Mais quand le juge constitutionnel exige de la proportionnalité, dois-je rappeler que le principe de précaution a entraîné l'enfermement de 66 millions de Français durant le covid ? Et on ne pourrait pas imaginer des mesures de restriction de liberté pour 1 000 à 1 500 détenus radicalisés, sans parler les 5 300 fichés S qui menacent la sécurité de nos compatriotes ? Combien faudra-t-il d'enfants poignardés (protestations à gauche) et de Juifs assassinés pour que les juges daignent protéger les Français ?

La mère d'Arnaud Beltrame l'a dit : il faisait passer la patrie avant tout ; il en avait marre du laxisme et voulait y mettre fin ! Alors, bougeons-nous à la hauteur de ce héros (Mme Émilienne Poumirol s'impatiente) et faisons vivre la France, une France française, forte et fière !

Scrutin public solennel

M. le président.  - Voici le résultat du scrutin n°114 :

Nombre de votants 331
Nombre de suffrages exprimés 327
Pour l'adoption 235
Contre   92

La proposition de loi est adoptée.

(Applaudissements sur les travées des groupes Les Républicains et UC, ainsi que sur quelques travées du groupe INDEP et du RDPI)

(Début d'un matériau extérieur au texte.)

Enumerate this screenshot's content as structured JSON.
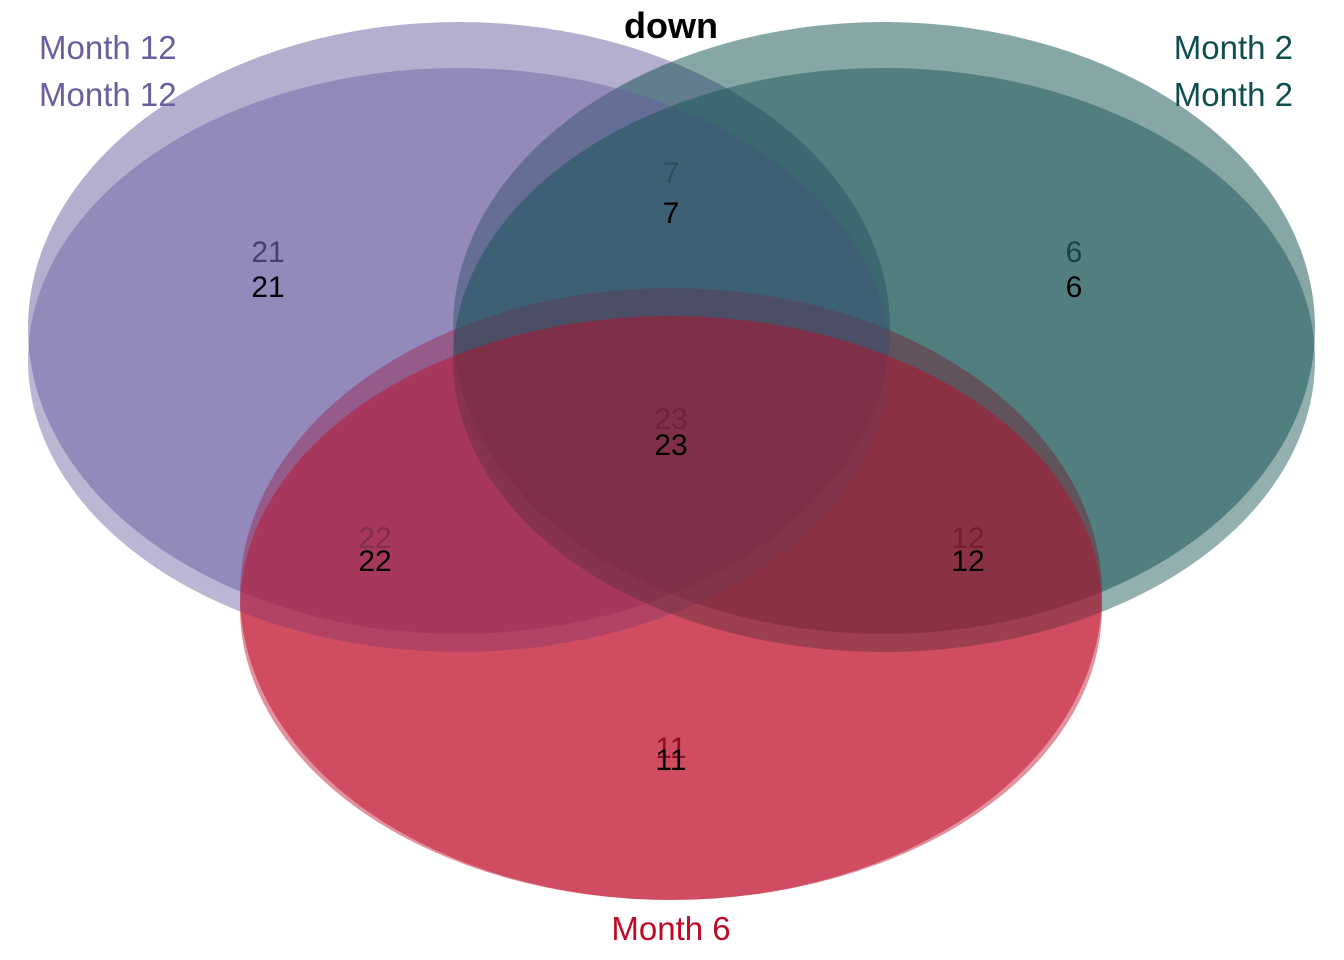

M. Gérald Darmanin, ministre de l'intérieur et des outre-mer .  - Je remercie le Sénat, le président de la commission des lois et le rapporteur pour ce texte important. Nous ne sommes pas favorables à toutes les mesures, mais nous pouvons nous entendre. Je forme le voeu que nous étudiions ce texte dont les services du ministère auront besoin pour les grands événements, notamment la cérémonie d'ouverture des JOP. Mon bureau est ouvert pour trouver le meilleur moyen d'y parvenir le plus rapidement possible. (Applaudissements sur les travées du RDPI ; Mme Véronique Guillotin applaudit également.)

La séance est suspendue quelques instants.